The second short was a quick one focusing on the student council as a whole. The members are slow on the uptake when it comes to socializing with their peers, which is what made this sequence hilarious. I loved how they edged their heads into the door just to get a glimpse of what it is to be in a ‘serious’ relationship. The imagery of the trains, which we’ve seen in the first season, returns as a perfect metaphor for how incapable their brains are at processing this kind of information, romance.
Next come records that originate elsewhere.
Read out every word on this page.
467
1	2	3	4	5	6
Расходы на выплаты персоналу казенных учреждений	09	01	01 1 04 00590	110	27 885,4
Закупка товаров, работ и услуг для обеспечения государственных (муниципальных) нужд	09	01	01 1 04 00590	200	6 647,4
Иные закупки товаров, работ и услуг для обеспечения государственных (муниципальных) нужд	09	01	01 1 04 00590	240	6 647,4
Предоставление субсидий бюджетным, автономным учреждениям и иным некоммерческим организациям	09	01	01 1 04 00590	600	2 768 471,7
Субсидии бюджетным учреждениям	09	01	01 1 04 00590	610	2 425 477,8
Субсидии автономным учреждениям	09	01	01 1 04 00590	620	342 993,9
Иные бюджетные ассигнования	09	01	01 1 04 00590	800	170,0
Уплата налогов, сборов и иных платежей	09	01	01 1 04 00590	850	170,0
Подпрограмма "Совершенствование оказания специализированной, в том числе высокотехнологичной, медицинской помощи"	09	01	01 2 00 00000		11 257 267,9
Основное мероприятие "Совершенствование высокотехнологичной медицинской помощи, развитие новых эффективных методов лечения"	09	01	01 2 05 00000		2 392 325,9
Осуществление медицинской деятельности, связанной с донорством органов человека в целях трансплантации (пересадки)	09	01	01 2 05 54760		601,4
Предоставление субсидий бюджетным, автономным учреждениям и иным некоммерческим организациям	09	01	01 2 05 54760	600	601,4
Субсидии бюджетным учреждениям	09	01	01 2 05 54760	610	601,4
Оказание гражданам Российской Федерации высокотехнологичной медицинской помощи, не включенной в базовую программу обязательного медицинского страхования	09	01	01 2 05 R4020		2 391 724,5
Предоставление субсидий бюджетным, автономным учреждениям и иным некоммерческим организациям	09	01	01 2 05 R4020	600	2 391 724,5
And finally, we have two longer shorts. One about Chika’s made-up ‘life’ board game, and another about celebrating Shirogane’s upcoming birthday. What these two stories have in common are Kaguya’s internal thoughts and monologues. In general, she blunders most of her attempts at seducing Shirogane into giving up his feelings for her, she often misunderstands people’s intentions, and she can’t read a room if her life depended on it. She might be book smart, but her knowledge about intimacy and friendships is still evolving. That’s the fun thing about Kaguya. We get to watch her as she progresses through her high school life. She’s always been cooped up as the Shinomiya heir, and now, with friends in her midst, she can experience life as a high school girl. It’s just taking her some time to get there. When she kept pulling money out of her wallet to give to Chika and Shirone for their ‘marriage’, it was proof of her inability to keep her true feelings from being toyed with by a fictional game. It shows just how ‘immature’ and inexperienced she is in the game of love. She’s so susceptible to her surroundings.
The same can be said about Shirogane. Coming from a lower class socio-economic background, he’s been caught up in studying, school, the student council, and working a part-time job. He’s never truly experienced regular high school activities. The firework festival at the end of the previous season was most likely the only extracurricular activity outside of school that he’s done for himself. So it’s no surprise that he can’t tell Kaguya how he truly feels. That step is just too big for him right now.
There’s never a dull moment when watching Kaguya-sama wa Kokurasetai and I can’t wait for the rest of the season to unfold. These kids have a lot of growing up to do, a lot of experiences to gain, and a lot more fun moments awaiting.
And there you have it. Shirogane and Kaguya are back at it again.